Translation projects come in all shapes and sizes. You might have one short document which needs to be translated from one language into another. On the other hand, you might have tens of thousands of words which need to be translated into several languages and adapted for different markets around the world. You may already know a freelance translator who can help out – in which case, great! But if you’re wondering where to start, here’s a summary of the pros and cons for working with a company or a freelancer.
Translation Agency – Pros and Cons
Agencies have many tried and tested linguists
A good translation agency usually has a large pool of linguists with different language combinations and fields of expertise, all of whom have translation qualifications and/or several years of professional experience.
Short deadlines are not a problem
Agencies have the advantage of working with lots of translators, and having more resources at their disposal. This often means they can complete translations more quickly than freelancers.
Your communication style and branding stays consistent
A translation agency will make sure that your message is conveyed in a consistent and cohesive manner for all languages and audiences.
Translations will undergo extra checks and reviews before delivery
An agency should run quality assurance checks on translations to make sure there are no errors in the target language, and the translations will be checked against the source file.
Your content will be formatted and ready to publish
An agency can usually handle any file type or format. They often have creative teams who can help with things like InDesign, audio, transcription, voiceovers and formatting. Not all freelancers are able to offer a suite of services and skills to produce things ready for market.
It’s more expensive
Translation agencies often have higher rates than working with freelancers directly. But what you’ll get for your money is a translation managed from start to finish, as well as all the extras such as QA checks, formatting and reviews.
You don’t know who is translating the text
While there’s a personal touch to working with a freelance translator, you won’t know exactly who is completing the translation by outsourcing to an agency. You are trusting them to do a good job for you.
Some companies might use different translators each time
Depending on the availability of the translators working for the agency, the same linguist might not be available every time. However, a company should always choose a translator with good knowledge of the field of the translation and will try to use the same group of linguists as much as possible. They’ll also use translation memories to ensure things are consistent.
You won’t build a direct relationship with the translator
Some clients like to have direct contact with the translator. With an agency, you’ll build a relationship with your project manager. The PM then manages translators, reviewers, editors and formatting specialists on your behalf.
Freelance Translator – Pros and Cons
It can cost less
Freelancers will often charge a bit less than agencies for translation, so this is particularly useful if you’re working to a tight budget. However, you’re unlikely to get an extra pair of eyes go over your translation prior to delivery.
You know exactly who you’re working with
By skipping the agency, you’ll know who is translating your document and be able to contact them directly.
The translation can be assigned more quickly
An agency will need to check the availability of several linguists before the project is confirmed, however a freelancer might be able to check the text and accept the job sooner.
You can build a working relationship with the linguist
By working with the same freelance translator over time, they will get to know the product or service you provide. This means that the terminology and style used in your texts will be more consistent than if different linguists are used.
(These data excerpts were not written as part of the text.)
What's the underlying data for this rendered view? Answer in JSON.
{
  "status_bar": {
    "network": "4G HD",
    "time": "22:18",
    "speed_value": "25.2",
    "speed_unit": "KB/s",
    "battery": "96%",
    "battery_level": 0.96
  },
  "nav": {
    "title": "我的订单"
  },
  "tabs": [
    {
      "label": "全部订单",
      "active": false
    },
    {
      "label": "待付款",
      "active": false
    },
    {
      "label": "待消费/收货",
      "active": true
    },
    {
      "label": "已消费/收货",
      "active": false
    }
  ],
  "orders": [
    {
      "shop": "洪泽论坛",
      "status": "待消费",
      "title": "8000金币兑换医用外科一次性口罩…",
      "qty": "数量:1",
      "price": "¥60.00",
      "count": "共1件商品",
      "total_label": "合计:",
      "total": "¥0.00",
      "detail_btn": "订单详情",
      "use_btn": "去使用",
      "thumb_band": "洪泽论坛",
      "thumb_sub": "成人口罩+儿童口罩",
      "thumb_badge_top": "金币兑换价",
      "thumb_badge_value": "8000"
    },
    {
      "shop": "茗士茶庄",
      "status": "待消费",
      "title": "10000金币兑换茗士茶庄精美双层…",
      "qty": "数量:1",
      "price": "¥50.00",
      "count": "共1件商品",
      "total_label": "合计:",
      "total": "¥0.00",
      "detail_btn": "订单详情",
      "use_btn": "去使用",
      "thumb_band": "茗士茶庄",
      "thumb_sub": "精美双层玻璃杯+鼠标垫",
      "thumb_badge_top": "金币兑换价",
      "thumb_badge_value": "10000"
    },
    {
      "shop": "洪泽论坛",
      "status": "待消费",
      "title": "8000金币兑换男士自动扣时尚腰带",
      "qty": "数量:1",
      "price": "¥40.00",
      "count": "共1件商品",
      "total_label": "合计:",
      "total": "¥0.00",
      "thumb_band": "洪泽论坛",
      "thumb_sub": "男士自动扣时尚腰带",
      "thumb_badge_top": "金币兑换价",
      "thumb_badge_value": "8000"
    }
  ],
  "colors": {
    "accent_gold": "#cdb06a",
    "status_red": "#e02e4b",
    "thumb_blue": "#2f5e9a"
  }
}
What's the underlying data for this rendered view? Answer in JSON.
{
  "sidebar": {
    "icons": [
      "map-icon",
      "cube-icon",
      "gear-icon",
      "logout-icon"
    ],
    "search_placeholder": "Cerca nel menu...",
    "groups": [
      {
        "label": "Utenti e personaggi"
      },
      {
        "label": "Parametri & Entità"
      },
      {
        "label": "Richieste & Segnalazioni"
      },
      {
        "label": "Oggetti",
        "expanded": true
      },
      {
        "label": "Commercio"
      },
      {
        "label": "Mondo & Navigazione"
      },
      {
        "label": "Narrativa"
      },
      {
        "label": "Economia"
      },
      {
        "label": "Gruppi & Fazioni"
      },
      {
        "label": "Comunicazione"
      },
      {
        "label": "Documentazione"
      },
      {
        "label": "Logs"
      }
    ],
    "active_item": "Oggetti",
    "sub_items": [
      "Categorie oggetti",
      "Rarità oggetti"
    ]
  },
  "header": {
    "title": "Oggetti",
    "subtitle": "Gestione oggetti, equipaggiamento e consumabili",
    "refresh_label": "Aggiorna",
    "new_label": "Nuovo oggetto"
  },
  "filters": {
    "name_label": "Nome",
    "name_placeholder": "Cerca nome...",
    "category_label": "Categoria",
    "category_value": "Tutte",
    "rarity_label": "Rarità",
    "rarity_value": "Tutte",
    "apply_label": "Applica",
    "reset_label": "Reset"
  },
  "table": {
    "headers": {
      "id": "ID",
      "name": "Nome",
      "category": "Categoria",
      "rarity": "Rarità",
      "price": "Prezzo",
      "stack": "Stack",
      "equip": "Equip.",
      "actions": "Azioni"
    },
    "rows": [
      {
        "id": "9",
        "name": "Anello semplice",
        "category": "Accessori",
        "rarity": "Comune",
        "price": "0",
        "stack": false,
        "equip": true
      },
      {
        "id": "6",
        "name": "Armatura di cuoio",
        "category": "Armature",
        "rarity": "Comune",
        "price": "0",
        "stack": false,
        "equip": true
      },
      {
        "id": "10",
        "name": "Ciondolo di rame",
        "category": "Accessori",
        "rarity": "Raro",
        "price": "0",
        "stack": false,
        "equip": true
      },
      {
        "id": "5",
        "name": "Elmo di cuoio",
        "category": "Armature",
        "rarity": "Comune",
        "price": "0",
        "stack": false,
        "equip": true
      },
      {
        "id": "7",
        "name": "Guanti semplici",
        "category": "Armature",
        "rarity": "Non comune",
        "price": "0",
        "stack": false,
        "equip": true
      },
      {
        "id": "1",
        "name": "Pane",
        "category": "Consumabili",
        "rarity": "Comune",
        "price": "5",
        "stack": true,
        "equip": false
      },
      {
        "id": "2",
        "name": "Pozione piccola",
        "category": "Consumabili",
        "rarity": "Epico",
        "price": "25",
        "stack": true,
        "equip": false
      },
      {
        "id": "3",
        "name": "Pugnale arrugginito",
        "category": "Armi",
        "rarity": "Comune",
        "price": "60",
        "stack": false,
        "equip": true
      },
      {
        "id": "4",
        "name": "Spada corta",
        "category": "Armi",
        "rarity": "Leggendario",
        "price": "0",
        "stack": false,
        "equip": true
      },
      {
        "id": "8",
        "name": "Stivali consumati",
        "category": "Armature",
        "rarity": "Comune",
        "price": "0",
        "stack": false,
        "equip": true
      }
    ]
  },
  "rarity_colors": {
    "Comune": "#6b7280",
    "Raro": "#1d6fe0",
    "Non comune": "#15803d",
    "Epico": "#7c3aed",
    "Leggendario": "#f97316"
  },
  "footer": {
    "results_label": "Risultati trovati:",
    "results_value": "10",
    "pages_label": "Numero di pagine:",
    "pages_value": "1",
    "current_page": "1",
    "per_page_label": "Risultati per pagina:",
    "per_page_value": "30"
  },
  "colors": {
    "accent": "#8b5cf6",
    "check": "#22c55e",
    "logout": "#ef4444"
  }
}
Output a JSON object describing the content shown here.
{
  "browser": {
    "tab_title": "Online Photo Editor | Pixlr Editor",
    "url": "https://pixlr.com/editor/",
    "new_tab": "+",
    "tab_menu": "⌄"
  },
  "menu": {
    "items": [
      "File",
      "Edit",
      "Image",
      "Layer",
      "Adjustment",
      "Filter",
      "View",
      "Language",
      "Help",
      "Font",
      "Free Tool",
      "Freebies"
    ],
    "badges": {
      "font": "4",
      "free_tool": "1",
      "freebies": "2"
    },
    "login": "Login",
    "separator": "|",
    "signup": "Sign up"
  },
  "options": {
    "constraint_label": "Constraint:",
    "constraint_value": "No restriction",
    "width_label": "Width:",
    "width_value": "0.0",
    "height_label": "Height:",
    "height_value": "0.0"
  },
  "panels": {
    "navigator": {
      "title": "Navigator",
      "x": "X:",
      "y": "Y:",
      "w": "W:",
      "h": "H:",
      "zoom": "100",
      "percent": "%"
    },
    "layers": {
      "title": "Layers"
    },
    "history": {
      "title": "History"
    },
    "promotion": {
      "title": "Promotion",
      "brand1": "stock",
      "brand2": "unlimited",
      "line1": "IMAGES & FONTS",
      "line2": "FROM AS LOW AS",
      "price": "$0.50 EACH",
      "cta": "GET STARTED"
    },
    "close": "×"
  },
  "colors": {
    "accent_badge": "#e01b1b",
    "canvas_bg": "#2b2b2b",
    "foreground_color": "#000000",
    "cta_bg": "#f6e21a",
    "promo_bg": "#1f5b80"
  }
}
The freelancer might not be available when you need them
Freelance translators often have many clients and so might be booked up when you need them. This might not be much of an issue if you don’t mind waiting a little longer for the translation, but if you have an important deadline to meet, this may cause a few problems later down the line.
Freelancers do not accept multilingual projects
While many freelancers have multiple source languages (e.g. they translate from French and German into English), it’s rare to find a freelancer who will translate into multiple target languages. Translators should only work into their native language, so beware of anyone claiming to do otherwise. Unless they’re truly bilingual, they might be subcontracting.
You’re unlikely to be offered all the extra services
While freelance translators are experts in translation, they probably won’t offer the extra services an agency can provide such as complex DTP and extra reviews.
Choosing a translation company or a freelancer will often depend on the sort of project you have, and your experience at sourcing translations. If you have a small amount of content for translation, or only a single language requirement, you can contact a freelancer directly.
However, it can take time to find the right person for the job. An agency is your best option if this is your first time sourcing translation, especially if you have a large-scale project with a tight deadline, if you require multiple languages, or if you need the text to be formatted post-translation.